Raquel Garrido et ses cotisations non payées : la polémique en cinq actes

L'avocate et porte-parole de La France insoumise n'a pas payé ses cotisations à l'Ordre des avocats depuis un an, a révélé "Le Canard enchaîné".

Raquel Garrido au palais de justice de Paris, le 10 avril 2014. 
Raquel Garrido au palais de justice de Paris, le 10 avril 2014.  (CITIZENSIDE/PATRICE PIERROT / CITIZENSIDE / AFP)

Raquel Garrido sur la défense. L'avocate et porte-parole de La France insoumise doit faire face à des accusations de non-paiement de ses cotisations à l'Ordre du Barreau de Paris, ainsi qu'à la Caisse nationale des barreaux français (CNBF), l'organisme de gestion des pensions de retraite des avocats. Des révélations faites par Le Canard enchaîné dans son édition datée du 4 octobre. La responsable politique s'est depuis défendue. Franceinfo revient en actes sur cette polémique.

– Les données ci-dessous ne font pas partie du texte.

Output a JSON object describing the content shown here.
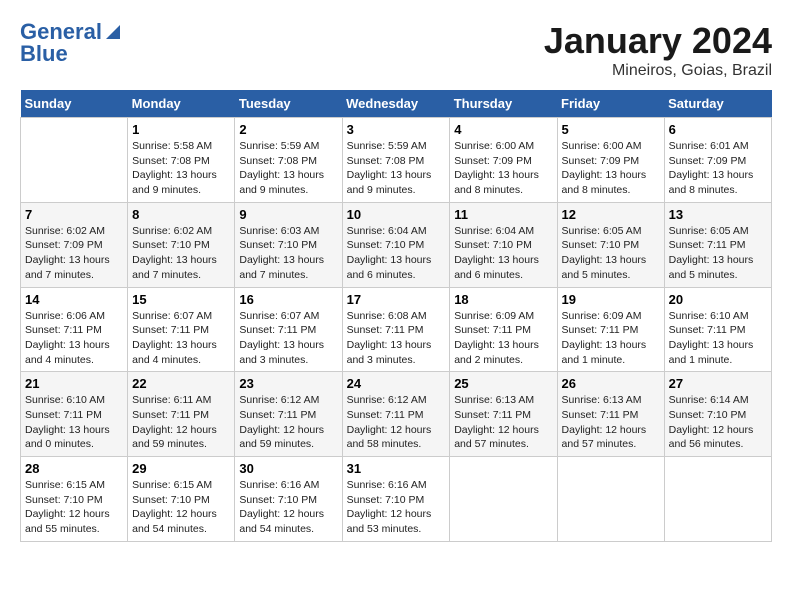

Acte 1 : cotisations sociales et de retraite oubliées

Le Canard Enchaîné, dans son édition du 4 octobre, révélait que l'avocate n'a pas payé ses cotisations sociales à la Caisse de retraite des avocats depuis six ans, ni ses cotisations à l'Ordre des avocats depuis un an. "Depuis six ans qu'elle a enfilé la robe noire, elle a oublié de régler ses cotisations sociales à la Caisse de retraite des avocats, à laquelle elle doit 32 215 euros", notait l'hebdomadaire satirique. Contactée dès cette publication, Raquel Garrido n'a pas répondu à franceinfo.

Acte 2 : échéancier négocié avec le Barreau

Mercredi 4 octobre, le Barreau de Paris a annoncé avoir convenu d'un échéancier pour payer ses cotisations auprès de l'Ordre des avocats. Raquel Garrido "a été convoquée devant la Commission compétente le 20 septembre 2017 et a pris des engagements et convenu d'un échéancier", selon le Barreau.

Acte 3 : démenti de la Caisse de retraite des avocats

La Caisse nationale des barreaux français (CNBF) a pour sa part qualifié d'"inexactes", dans un communiqué, "les informations mettant en cause un avocat et par voie de ricochet, la CNBF, en ce qu'elle n'assumerait pas ses missions de recouvrement".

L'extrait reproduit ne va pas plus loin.